Henry Howe, an attorney and owner of spot of land in the city’s downtown, is letting goatsbeard flowers grow because that’s what he likes.
Who’s to say he can’t? The Grand Forks Health Department, which has ordered him to mow the land.
“If I didn’t want them to look that way, I would have a mowed them,” he tells the Grand Forks Herald. “It’s not that I’m lazy or didn’t look out the window or those things. I like having the wildflowers there. … There’s some odds and ends in there. That’s OK.”
“The grass is long, and is thereby a violation of city code,” Javin Bedard, of the Health Department, says.
The department says if Howe doesn’t cut the grass and flowers, it will and it’ll charge $150 to do so.

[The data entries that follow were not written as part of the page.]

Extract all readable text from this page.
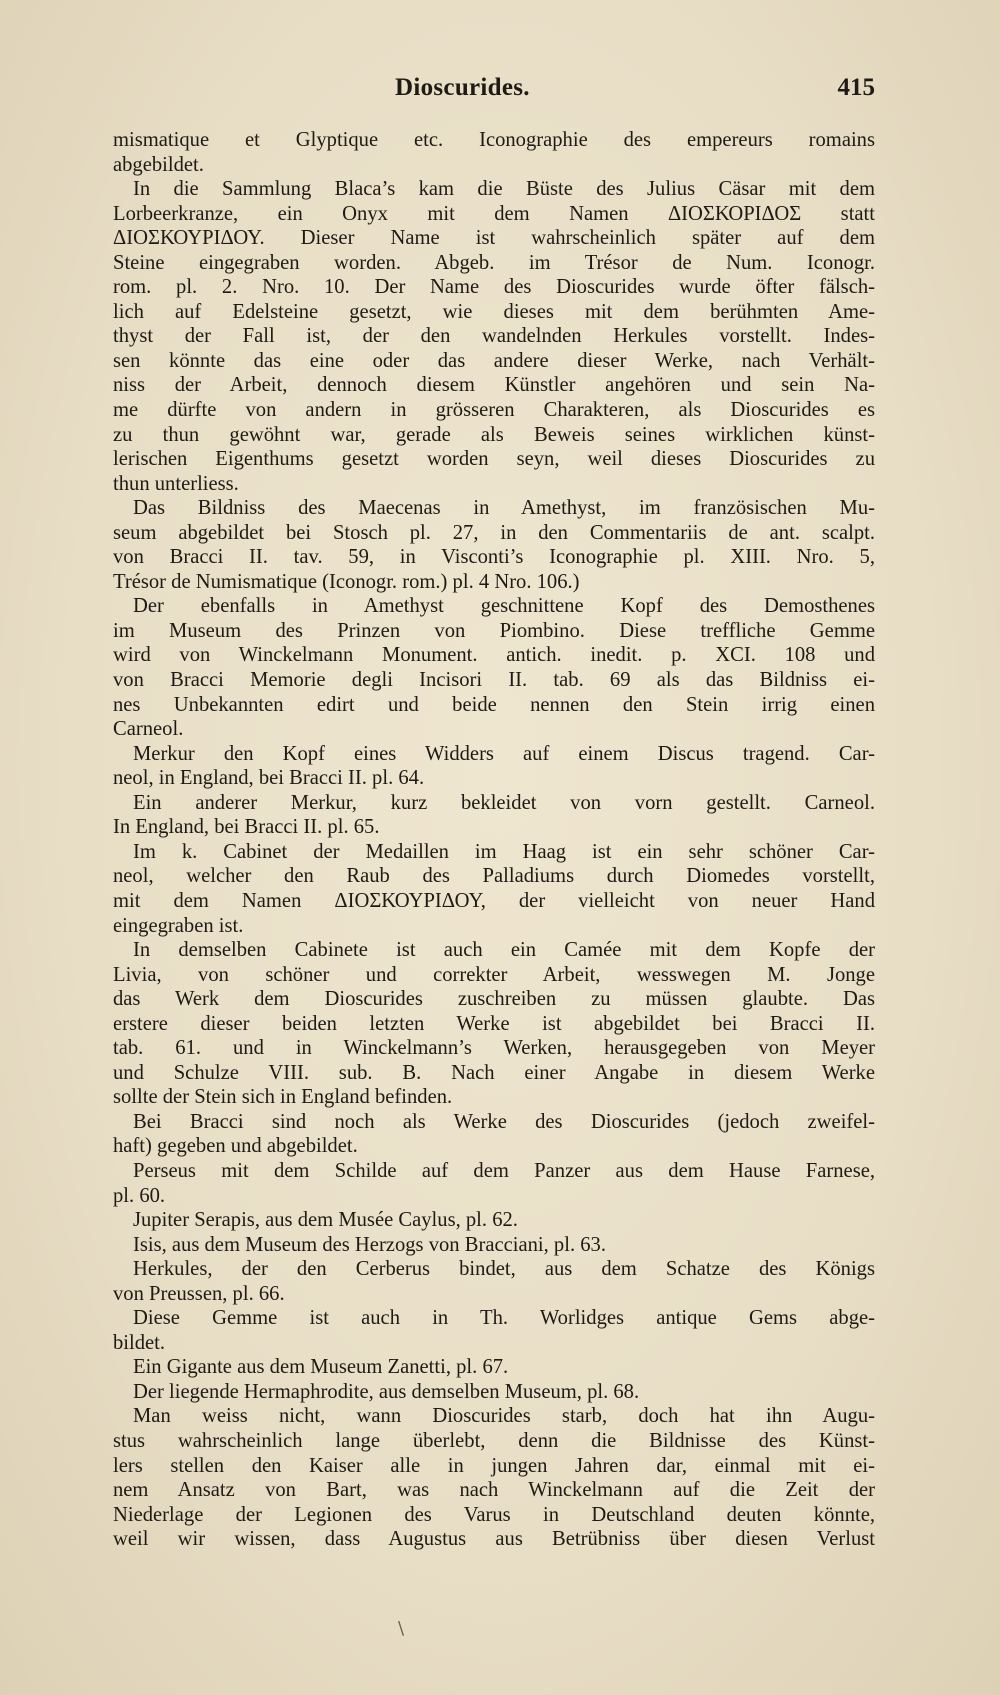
Dioscurides.	415
mismatique et Glyptique etc. Iconographie des empereurs romains
abgebildet.
In die Sammlung Blaca’s kam die Büste des Julius Cäsar mit dem
Lorbeerkranze, ein Onyx mit dem Namen ΔΙΟΣΚΟΡΙΔΟΣ statt
ΔΙΟΣΚΟΥΡΙΔΟΥ. Dieser Name ist wahrscheinlich später auf dem
Steine eingegraben worden. Abgeb. im Trésor de Num. Iconogr.
rom. pl. 2. Nro. 10. Der Name des Dioscurides wurde öfter fälsch-
lich auf Edelsteine gesetzt, wie dieses mit dem berühmten Ame-
thyst der Fall ist, der den wandelnden Herkules vorstellt. Indes-
sen könnte das eine oder das andere dieser Werke, nach Verhält-
niss der Arbeit, dennoch diesem Künstler angehören und sein Na-
me dürfte von andern in grösseren Charakteren, als Dioscurides es
zu thun gewöhnt war, gerade als Beweis seines wirklichen künst-
lerischen Eigenthums gesetzt worden seyn, weil dieses Dioscurides zu
thun unterliess.
Das Bildniss des Maecenas in Amethyst, im französischen Mu-
seum abgebildet bei Stosch pl. 27, in den Commentariis de ant. scalpt.
von Bracci II. tav. 59, in Visconti’s Iconographie pl. XIII. Nro. 5,
Trésor de Numismatique (Iconogr. rom.) pl. 4 Nro. 106.)
Der ebenfalls in Amethyst geschnittene Kopf des Demosthenes
im Museum des Prinzen von Piombino. Diese treffliche Gemme
wird von Winckelmann Monument. antich. inedit. p. XCI. 108 und
von Bracci Memorie degli Incisori II. tab. 69 als das Bildniss ei-
nes Unbekannten edirt und beide nennen den Stein irrig einen
Carneol.
Merkur den Kopf eines Widders auf einem Discus tragend. Car-
neol, in England, bei Bracci II. pl. 64.
Ein anderer Merkur, kurz bekleidet von vorn gestellt. Carneol.
In England, bei Bracci II. pl. 65.
Im k. Cabinet der Medaillen im Haag ist ein sehr schöner Car-
neol, welcher den Raub des Palladiums durch Diomedes vorstellt,
mit dem Namen ΔΙΟΣΚΟΥΡΙΔΟΥ, der vielleicht von neuer Hand
eingegraben ist.
In demselben Cabinete ist auch ein Camée mit dem Kopfe der
Livia, von schöner und correkter Arbeit, wesswegen M. Jonge
das Werk dem Dioscurides zuschreiben zu müssen glaubte. Das
erstere dieser beiden letzten Werke ist abgebildet bei Bracci II.
tab. 61. und in Winckelmann’s Werken, herausgegeben von Meyer
und Schulze VIII. sub. B. Nach einer Angabe in diesem Werke
sollte der Stein sich in England befinden.
Bei Bracci sind noch als Werke des Dioscurides (jedoch zweifel-
haft) gegeben und abgebildet.
Perseus mit dem Schilde auf dem Panzer aus dem Hause Farnese,
pl. 60.
Jupiter Serapis, aus dem Musée Caylus, pl. 62.
Isis, aus dem Museum des Herzogs von Bracciani, pl. 63.
Herkules, der den Cerberus bindet, aus dem Schatze des Königs
von Preussen, pl. 66.
Diese Gemme ist auch in Th. Worlidges antique Gems abge-
bildet.
Ein Gigante aus dem Museum Zanetti, pl. 67.
Der liegende Hermaphrodite, aus demselben Museum, pl. 68.
Man weiss nicht, wann Dioscurides starb, doch hat ihn Augu-
stus wahrscheinlich lange überlebt, denn die Bildnisse des Künst-
lers stellen den Kaiser alle in jungen Jahren dar, einmal mit ei-
nem Ansatz von Bart, was nach Winckelmann auf die Zeit der
Niederlage der Legionen des Varus in Deutschland deuten könnte,
weil wir wissen, dass Augustus aus Betrübniss über diesen Verlust
\
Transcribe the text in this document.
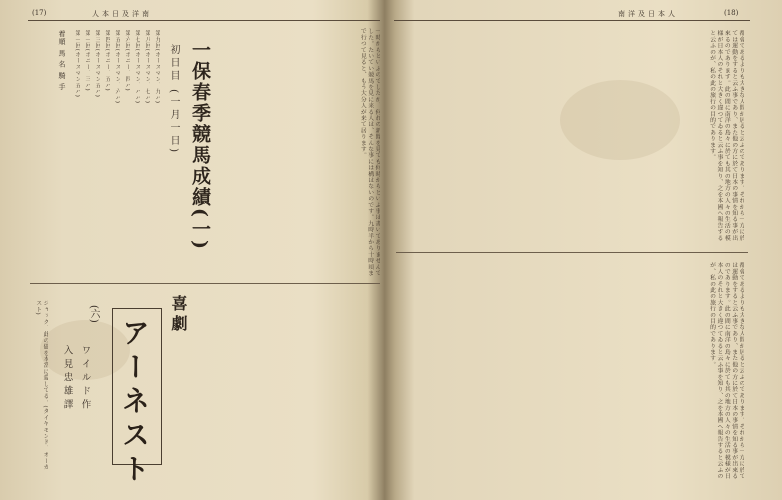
(17)	人本日及洋南
着順 馬 名 騎 手	第一回(ホースマン五ハ) 第一回(ポニー、三ハ) 第三回(ホースマン五ハ) 第四回(ポニー、五ハ) 第五回(ホースマン、六ハ) 第六回(ポニー、四ハ) 第七回(ホースマン、ハハ) 第八回(ホースマン、七ハ) 第九回(ホースマン、九ハ) 初日目 (一月一日) 一保春季競馬成績(一)	一時からといふのでしたが、何れの新聞を見ても何時からといふ事は書いてありませんでした。たいてい競馬を見に来る人は、そんな事には構はないのです。九時半から十時頃まで行つて見ると、もう大分人が来て居ります。
アーネスト
喜劇
(六)
ワイルド作
入見忠雄譯
ジャック、此の儘を本當に愛してる。(ダイヤモンド、オーガスト)
南洋及日本人	(18)
都會であるよりも大きな人間が居ると云ふのであります。それから一方に於ては運動をすると云ふ事であり、また他の方に於て日本の事情を知る事が出來るのであります。此の間に南洋の島々に於ても其の地方の人々の生活の模様が日本人のそれと大きく違つてゐると云ふ事を知り、之を本國へ報告すると云ふのが、私の此の旅行の目的であります。
都會であるよりも大きな人間が居ると云ふのであります。それから一方に於ては運動をすると云ふ事であり、また他の方に於て日本の事情を知る事が出來るのであります。此の間に南洋の島々に於ても其の地方の人々の生活の模様が日本人のそれと大きく違つてゐると云ふ事を知り、之を本國へ報告すると云ふのが、私の此の旅行の目的であります。
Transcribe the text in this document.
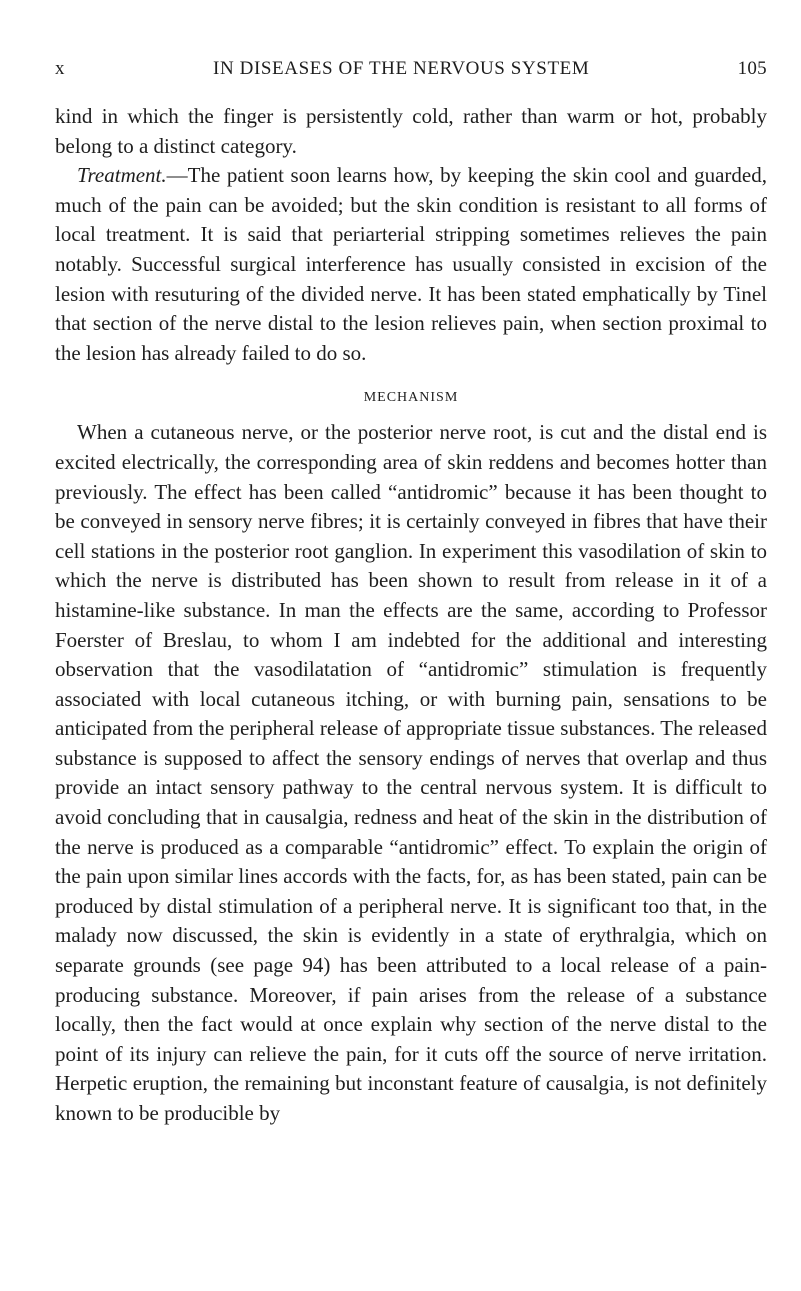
x	IN DISEASES OF THE NERVOUS SYSTEM	105

kind in which the finger is persistently cold, rather than warm or hot, probably belong to a distinct category.

Treatment.—The patient soon learns how, by keeping the skin cool and guarded, much of the pain can be avoided; but the skin condition is resistant to all forms of local treatment. It is said that periarterial stripping sometimes relieves the pain notably. Successful surgical interference has usually consisted in excision of the lesion with resuturing of the divided nerve. It has been stated emphatically by Tinel that section of the nerve distal to the lesion relieves pain, when section proximal to the lesion has already failed to do so.

MECHANISM

When a cutaneous nerve, or the posterior nerve root, is cut and the distal end is excited electrically, the corresponding area of skin reddens and becomes hotter than previously. The effect has been called “antidromic” because it has been thought to be conveyed in sensory nerve fibres; it is certainly conveyed in fibres that have their cell stations in the posterior root ganglion. In experiment this vasodilation of skin to which the nerve is distributed has been shown to result from release in it of a histamine-like substance. In man the effects are the same, according to Professor Foerster of Breslau, to whom I am indebted for the additional and interesting observation that the vasodilatation of “antidromic” stimulation is frequently associated with local cutaneous itching, or with burning pain, sensations to be anticipated from the peripheral release of appropriate tissue substances. The released substance is supposed to affect the sensory endings of nerves that overlap and thus provide an intact sensory pathway to the central nervous system. It is difficult to avoid concluding that in causalgia, redness and heat of the skin in the distribution of the nerve is produced as a comparable “antidromic” effect. To explain the origin of the pain upon similar lines accords with the facts, for, as has been stated, pain can be produced by distal stimulation of a peripheral nerve. It is significant too that, in the malady now discussed, the skin is evidently in a state of erythralgia, which on separate grounds (see page 94) has been attributed to a local release of a pain-producing substance. Moreover, if pain arises from the release of a substance locally, then the fact would at once explain why section of the nerve distal to the point of its injury can relieve the pain, for it cuts off the source of nerve irritation. Herpetic eruption, the remaining but inconstant feature of causalgia, is not definitely known to be producible by
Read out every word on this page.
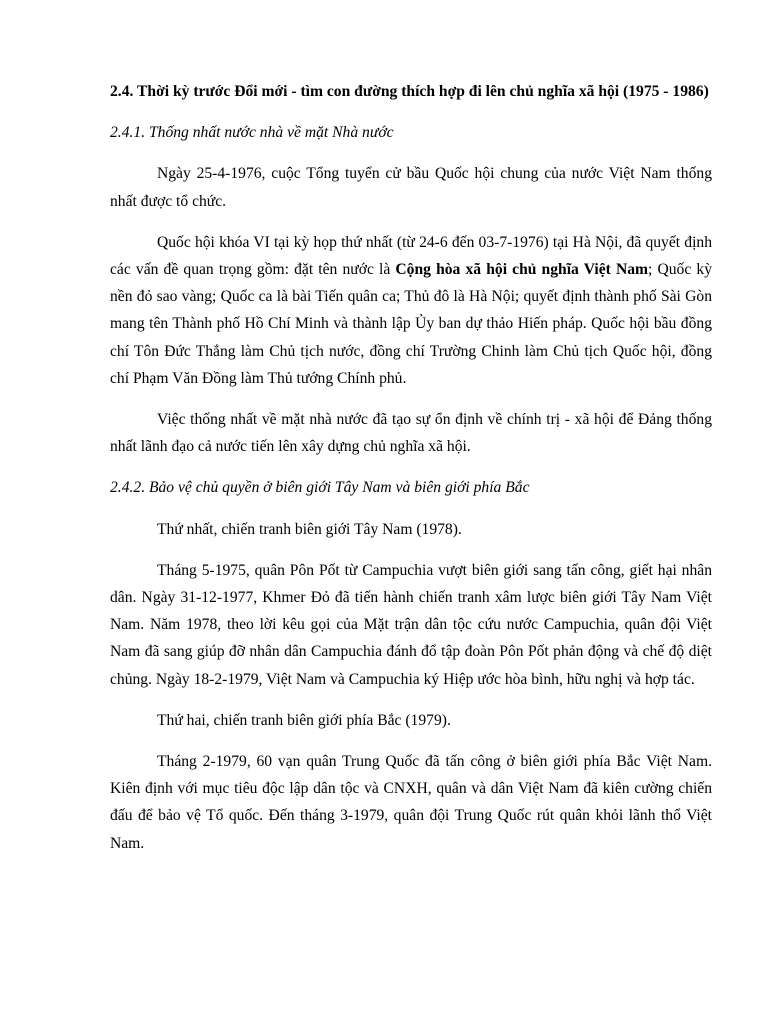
2.4. Thời kỳ trước Đổi mới - tìm con đường thích hợp đi lên chủ nghĩa xã hội (1975 - 1986)

2.4.1. Thống nhất nước nhà về mặt Nhà nước

Ngày 25-4-1976, cuộc Tổng tuyển cử bầu Quốc hội chung của nước Việt Nam thống nhất được tổ chức.

Quốc hội khóa VI tại kỳ họp thứ nhất (từ 24-6 đến 03-7-1976) tại Hà Nội, đã quyết định các vấn đề quan trọng gồm: đặt tên nước là Cộng hòa xã hội chủ nghĩa Việt Nam; Quốc kỳ nền đỏ sao vàng; Quốc ca là bài Tiến quân ca; Thủ đô là Hà Nội; quyết định thành phố Sài Gòn mang tên Thành phố Hồ Chí Minh và thành lập Ủy ban dự thảo Hiến pháp. Quốc hội bầu đồng chí Tôn Đức Thắng làm Chủ tịch nước, đồng chí Trường Chinh làm Chủ tịch Quốc hội, đồng chí Phạm Văn Đồng làm Thủ tướng Chính phủ.

Việc thống nhất về mặt nhà nước đã tạo sự ổn định về chính trị - xã hội để Đảng thống nhất lãnh đạo cả nước tiến lên xây dựng chủ nghĩa xã hội.

2.4.2. Bảo vệ chủ quyền ở biên giới Tây Nam và biên giới phía Bắc

Thứ nhất, chiến tranh biên giới Tây Nam (1978).

Tháng 5-1975, quân Pôn Pốt từ Campuchia vượt biên giới sang tấn công, giết hại nhân dân. Ngày 31-12-1977, Khmer Đỏ đã tiến hành chiến tranh xâm lược biên giới Tây Nam Việt Nam. Năm 1978, theo lời kêu gọi của Mặt trận dân tộc cứu nước Campuchia, quân đội Việt Nam đã sang giúp đỡ nhân dân Campuchia đánh đổ tập đoàn Pôn Pốt phản động và chế độ diệt chủng. Ngày 18-2-1979, Việt Nam và Campuchia ký Hiệp ước hòa bình, hữu nghị và hợp tác.

Thứ hai, chiến tranh biên giới phía Bắc (1979).

Tháng 2-1979, 60 vạn quân Trung Quốc đã tấn công ở biên giới phía Bắc Việt Nam. Kiên định với mục tiêu độc lập dân tộc và CNXH, quân và dân Việt Nam đã kiên cường chiến đấu để bảo vệ Tổ quốc. Đến tháng 3-1979, quân đội Trung Quốc rút quân khỏi lãnh thổ Việt Nam.
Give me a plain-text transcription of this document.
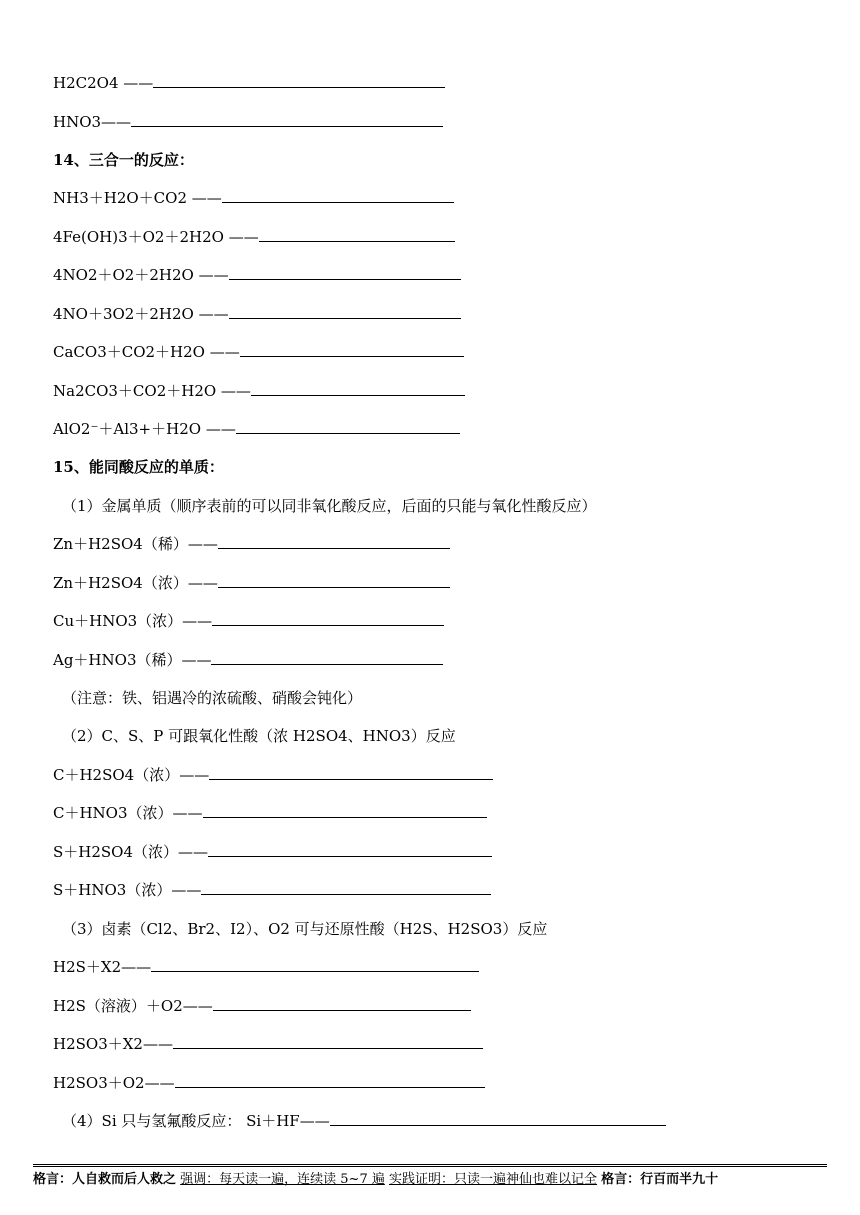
H2C2O4 ——
HNO3——
14、三合一的反应：
NH3＋H2O＋CO2 ——
4Fe(OH)3＋O2＋2H2O ——
4NO2＋O2＋2H2O ——
4NO＋3O2＋2H2O ——
CaCO3＋CO2＋H2O ——
Na2CO3＋CO2＋H2O ——
AlO2⁻＋Al3+＋H2O ——
15、能同酸反应的单质：
（1）金属单质（顺序表前的可以同非氧化酸反应，后面的只能与氧化性酸反应）
Zn＋H2SO4（稀）——
Zn＋H2SO4（浓）——
Cu＋HNO3（浓）——
Ag＋HNO3（稀）——
（注意：铁、铝遇冷的浓硫酸、硝酸会钝化）
（2）C、S、P 可跟氧化性酸（浓 H2SO4、HNO3）反应
C＋H2SO4（浓）——
C＋HNO3（浓）——
S＋H2SO4（浓）——
S＋HNO3（浓）——
（3）卤素（Cl2、Br2、I2）、O2 可与还原性酸（H2S、H2SO3）反应
H2S＋X2——
H2S（溶液）＋O2——
H2SO3＋X2——
H2SO3＋O2——
（4）Si 只与氢氟酸反应： Si＋HF——
格言：人自救而后人救之 强调：每天读一遍，连续读 5~7 遍 实践证明：只读一遍神仙也难以记全 格言：行百而半九十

“Unless you have some valid authority … that these are ‘weeds,’ they are going to stay on my property until the end of the season,” Howe wrote in response to Bedard’s demand, the Herald says.
Contacted by phone on Wednesday, Howe said he would prefer Health Department officials issue him a citation, allowing him to argue the point in court—he pointed out that “charges” are listed as a result of some ordinance violations on the initial letter—to more clearly define exactly what the ordinance means. Right now, he said, the ordinance seems like it could be applied more or less arbitrarily, which he said is unconstitutional, and he wondered about the legality of ornamental plants in front of several other buildings in the city.
But the Health Department responded differently. In a letter dated July 6, Bedard said the Health Department had determined the area should be mowed regularly.
“If you care to grow flowers at the business, please do so in a flower bed that is maintained free of long grass, and not on the city berm,” Bedard wrote in the letter. He added in a phone interview that the department’s recent letter reflects the typical means by which these matters are resolved.
Howe has until July 13 to mow the berm. The order does not affect a row of plants in a raised dirt enclosure along the side of the office.
It’s an ongoing problem in Grand Forks. The Health Department says in June alone, it fielded more than 100 complaints about unmowed grass.